KARACHI: Overall petrol, oil, lubricants (POL) sales in January 2017 fell 13 percent year-on-year to 1.79 million tons, due to lower furnace oil (FO) sales likely on account of lower electricity generation from FO power plants, provisional data suggests.
An analyst at Taurus Securities said, “As anticipated, FO sales declined by massive 49 percent to 0.39 million tons as lower electricity was generated from FO power plants, whereas demand for high speed diesel (HSD) and motor spirit (MS) remained strong surging 10 percent and 8.0 percent, respectively.” Faizan Ahmed at JS Global Capital said FO again remained the major culprit behind plummeting sales. “Going forward, our discussion with industry sources suggests that the last of FO imports will come in March 2018, following which imports of FO are likely to be stopped,” the analyst added. On monthly sequential basis, FO, HSD, MS volumes dropped 9.0 percent, 7.0 percent and 2.0 percent. Resultantly, total POL volumes went down by 4.0 percent.

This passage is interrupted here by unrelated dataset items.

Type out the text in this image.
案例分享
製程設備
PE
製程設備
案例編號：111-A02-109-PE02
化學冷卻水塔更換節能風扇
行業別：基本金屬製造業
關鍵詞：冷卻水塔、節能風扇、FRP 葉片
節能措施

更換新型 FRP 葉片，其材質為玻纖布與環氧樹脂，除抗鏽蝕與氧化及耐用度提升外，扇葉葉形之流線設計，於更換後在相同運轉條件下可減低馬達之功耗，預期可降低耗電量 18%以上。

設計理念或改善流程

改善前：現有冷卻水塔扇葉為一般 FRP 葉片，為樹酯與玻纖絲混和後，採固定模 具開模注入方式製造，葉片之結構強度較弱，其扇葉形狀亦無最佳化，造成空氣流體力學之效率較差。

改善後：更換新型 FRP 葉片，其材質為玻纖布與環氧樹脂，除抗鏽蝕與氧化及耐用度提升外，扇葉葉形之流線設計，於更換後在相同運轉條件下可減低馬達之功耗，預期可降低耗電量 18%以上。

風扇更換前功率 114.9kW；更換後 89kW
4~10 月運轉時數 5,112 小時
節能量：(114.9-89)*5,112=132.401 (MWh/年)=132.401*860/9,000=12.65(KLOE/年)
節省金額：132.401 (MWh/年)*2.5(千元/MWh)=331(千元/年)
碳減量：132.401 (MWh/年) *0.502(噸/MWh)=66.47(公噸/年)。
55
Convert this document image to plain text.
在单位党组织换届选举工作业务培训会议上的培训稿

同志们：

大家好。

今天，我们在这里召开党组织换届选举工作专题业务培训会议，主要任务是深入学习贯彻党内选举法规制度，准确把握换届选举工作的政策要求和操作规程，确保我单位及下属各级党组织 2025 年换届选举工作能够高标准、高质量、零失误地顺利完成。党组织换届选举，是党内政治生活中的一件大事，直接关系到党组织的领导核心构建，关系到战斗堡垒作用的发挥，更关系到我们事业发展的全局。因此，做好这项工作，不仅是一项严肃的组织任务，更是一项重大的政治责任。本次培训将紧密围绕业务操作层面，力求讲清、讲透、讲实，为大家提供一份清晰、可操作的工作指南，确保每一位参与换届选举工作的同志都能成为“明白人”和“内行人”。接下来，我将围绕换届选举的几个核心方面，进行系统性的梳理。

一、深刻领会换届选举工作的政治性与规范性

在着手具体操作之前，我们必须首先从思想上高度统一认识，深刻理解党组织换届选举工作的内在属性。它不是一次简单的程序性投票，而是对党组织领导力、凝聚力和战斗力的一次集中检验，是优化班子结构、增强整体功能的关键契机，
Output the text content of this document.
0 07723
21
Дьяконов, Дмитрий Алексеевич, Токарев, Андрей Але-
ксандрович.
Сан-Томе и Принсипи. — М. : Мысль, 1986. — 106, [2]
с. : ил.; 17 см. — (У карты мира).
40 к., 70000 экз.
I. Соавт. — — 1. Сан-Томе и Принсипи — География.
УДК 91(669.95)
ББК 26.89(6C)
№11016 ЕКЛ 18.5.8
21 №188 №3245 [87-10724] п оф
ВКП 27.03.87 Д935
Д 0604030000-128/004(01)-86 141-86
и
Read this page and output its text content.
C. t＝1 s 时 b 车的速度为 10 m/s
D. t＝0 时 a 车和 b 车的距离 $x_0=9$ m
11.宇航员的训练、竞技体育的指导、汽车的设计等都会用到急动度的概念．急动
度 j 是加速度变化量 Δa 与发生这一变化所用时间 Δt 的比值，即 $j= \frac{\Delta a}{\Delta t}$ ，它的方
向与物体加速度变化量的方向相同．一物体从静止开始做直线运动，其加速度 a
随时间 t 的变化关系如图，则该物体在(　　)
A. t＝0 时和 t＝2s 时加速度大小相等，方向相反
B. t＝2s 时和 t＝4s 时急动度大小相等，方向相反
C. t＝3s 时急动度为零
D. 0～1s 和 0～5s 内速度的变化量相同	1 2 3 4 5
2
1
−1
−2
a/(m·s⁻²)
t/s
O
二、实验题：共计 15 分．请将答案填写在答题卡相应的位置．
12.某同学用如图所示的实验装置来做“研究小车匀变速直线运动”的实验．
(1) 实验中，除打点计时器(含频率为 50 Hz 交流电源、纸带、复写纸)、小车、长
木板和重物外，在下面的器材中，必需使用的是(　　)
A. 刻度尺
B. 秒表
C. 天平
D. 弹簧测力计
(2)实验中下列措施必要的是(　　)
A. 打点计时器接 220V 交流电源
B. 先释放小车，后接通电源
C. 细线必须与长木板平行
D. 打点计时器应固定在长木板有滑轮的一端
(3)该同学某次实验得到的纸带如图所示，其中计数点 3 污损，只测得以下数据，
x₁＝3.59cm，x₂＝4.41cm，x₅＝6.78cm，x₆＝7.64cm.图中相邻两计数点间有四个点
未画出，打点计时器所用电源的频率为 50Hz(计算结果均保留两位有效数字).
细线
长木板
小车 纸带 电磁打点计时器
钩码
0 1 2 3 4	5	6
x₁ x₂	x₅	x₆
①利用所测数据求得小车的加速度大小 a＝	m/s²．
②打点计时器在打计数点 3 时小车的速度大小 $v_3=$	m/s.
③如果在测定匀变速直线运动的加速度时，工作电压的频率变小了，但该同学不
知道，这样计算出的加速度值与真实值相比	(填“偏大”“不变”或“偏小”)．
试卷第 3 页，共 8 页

In the first seven months of the current fiscal year, retail fuels sales escalated 9.0 percent to 1.3 million tons mainly due to robust growth in automobile sales, and ongoing infrastructure activities. On the contrary, FO sales remained on downward trajectory declining 18 percent. Resultantly, cumulative POL sales volumes registered meagre decline of 0.3 percent to 14.9 million tons in these seven months.
The Taurus Securities report said retail fuels volumes would continue to grow on the back of higher automobile sales and infrastructural development, thus backing the positive stance on the sector.
“However, FO volumes would continue to drop owing to availability of LNG as government plans to gradually reduce reliance on oil-based power plants to other power sources ie LNG and coal, and shut-down less efficient power plants,” the report said.
On company wise basis in seven months, Hascol further grasped market share by 321bps to 11.1 percent, whereas Attock Petroleum’s market share remained at 8.0 percent. However, Pakistan State Oil market share was obstructed to 54.2 percent primarily owing to declining FO sales.
Analysts assert a positive stance on the sector in the backdrop of reducing credit sales (FO), inflation linked margins, deregulation of HSD to minimise chances of inventory losses, and growing retail fuels market. Pertinently, soft increase in prices of crude oil will also possibly translate into inventory gains.